One specific area to consider is the time to pay arrangements with HM Revenue & Customs (HMRC) for your deferred VAT liabilities. Meeting the cost of VAT each quarter, particularly when payment relates, in part, to unpaid fee notes can put a real strain on cashflow.

A VAT loan account is an option that enables the law firm to spread the cost over three-monthly payments. This type of facility can be taken out to supplement other types of borrowing and payment can be made directly to HMRC from the lender on the law firm’s behalf.

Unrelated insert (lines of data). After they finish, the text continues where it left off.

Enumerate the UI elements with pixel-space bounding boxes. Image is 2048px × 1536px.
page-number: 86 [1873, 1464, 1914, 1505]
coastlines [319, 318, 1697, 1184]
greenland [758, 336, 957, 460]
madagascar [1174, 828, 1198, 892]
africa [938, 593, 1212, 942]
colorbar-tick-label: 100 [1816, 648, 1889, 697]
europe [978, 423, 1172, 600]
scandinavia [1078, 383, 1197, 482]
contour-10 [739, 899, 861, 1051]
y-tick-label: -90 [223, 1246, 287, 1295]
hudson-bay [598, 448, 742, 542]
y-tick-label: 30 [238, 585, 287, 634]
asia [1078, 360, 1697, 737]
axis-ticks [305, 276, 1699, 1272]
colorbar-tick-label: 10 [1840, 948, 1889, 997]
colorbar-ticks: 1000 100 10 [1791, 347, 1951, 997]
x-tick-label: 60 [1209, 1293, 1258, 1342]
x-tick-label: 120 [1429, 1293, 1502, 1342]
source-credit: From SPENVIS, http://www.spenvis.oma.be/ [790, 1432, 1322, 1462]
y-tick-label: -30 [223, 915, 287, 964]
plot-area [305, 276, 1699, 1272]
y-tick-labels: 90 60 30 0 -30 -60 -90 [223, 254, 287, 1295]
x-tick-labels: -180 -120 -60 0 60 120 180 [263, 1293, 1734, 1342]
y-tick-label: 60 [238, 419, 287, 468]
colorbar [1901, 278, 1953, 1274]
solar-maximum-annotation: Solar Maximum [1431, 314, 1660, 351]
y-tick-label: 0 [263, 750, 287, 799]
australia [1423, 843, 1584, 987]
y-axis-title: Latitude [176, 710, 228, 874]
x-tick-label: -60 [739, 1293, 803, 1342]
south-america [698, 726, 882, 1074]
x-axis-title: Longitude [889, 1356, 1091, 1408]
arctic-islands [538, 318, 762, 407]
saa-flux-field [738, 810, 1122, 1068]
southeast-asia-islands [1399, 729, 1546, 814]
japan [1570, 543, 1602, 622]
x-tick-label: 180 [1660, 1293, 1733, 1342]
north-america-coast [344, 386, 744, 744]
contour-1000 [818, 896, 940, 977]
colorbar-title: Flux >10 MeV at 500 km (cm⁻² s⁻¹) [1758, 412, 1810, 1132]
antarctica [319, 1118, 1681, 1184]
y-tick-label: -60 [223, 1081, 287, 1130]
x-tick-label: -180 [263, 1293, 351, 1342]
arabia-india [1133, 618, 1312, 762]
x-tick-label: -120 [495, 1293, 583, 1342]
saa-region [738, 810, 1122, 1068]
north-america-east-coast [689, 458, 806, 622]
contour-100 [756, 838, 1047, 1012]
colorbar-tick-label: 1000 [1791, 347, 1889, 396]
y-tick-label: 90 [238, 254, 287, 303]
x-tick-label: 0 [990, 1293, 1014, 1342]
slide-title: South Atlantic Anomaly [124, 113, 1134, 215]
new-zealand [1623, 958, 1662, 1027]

Keep a close eye on lock-up

Billing discipline and hygiene is central to healthy cashflow management. It is recommended that firms bill on at least a monthly, or sometimes weekly, basis, where possible. Firms should also make sure they bill before the month end as this increases the chances of being included in an early pay-run, boosting cashflow.

The number of lock-up days should be considered a key performance indicator of any legal firm.

Overhead discipline

At a time of rising costs – from salaries to energy – it’s important that law firms maintain overhead discipline. Annual audits of all costs should weed out those overheads that aren’t important to the business.

One of the biggest costs for legal firms is rent and, with the move to hybrid working, firms should consider whether their premises are the right size for the modern workplace. Can costs be saved through more remote working or shared office space, for example?

A PwC report from last year found that 48% of the top 100 law firms plan to reduce their office footprint in the short-to-medium term and I’m sure that is a trend that will be repeated across the country and will be a feature of many of your clients’ financial considerations in the time ahead.

*The views expressed are the author’s and not ICAEW’s.

About the author:

Michael Stevenson is a Chartered Accountant and worked for many years as an Insolvency Practitioner, predominantly for Smith & Williamson, now Evelyn Partners. Since 2009, he has been instrumental in the setting up and managing of the Iceberg business, which provides working capital loans to UK law firms. Since 2017, Iceberg has been part of the Paragon Banking Group.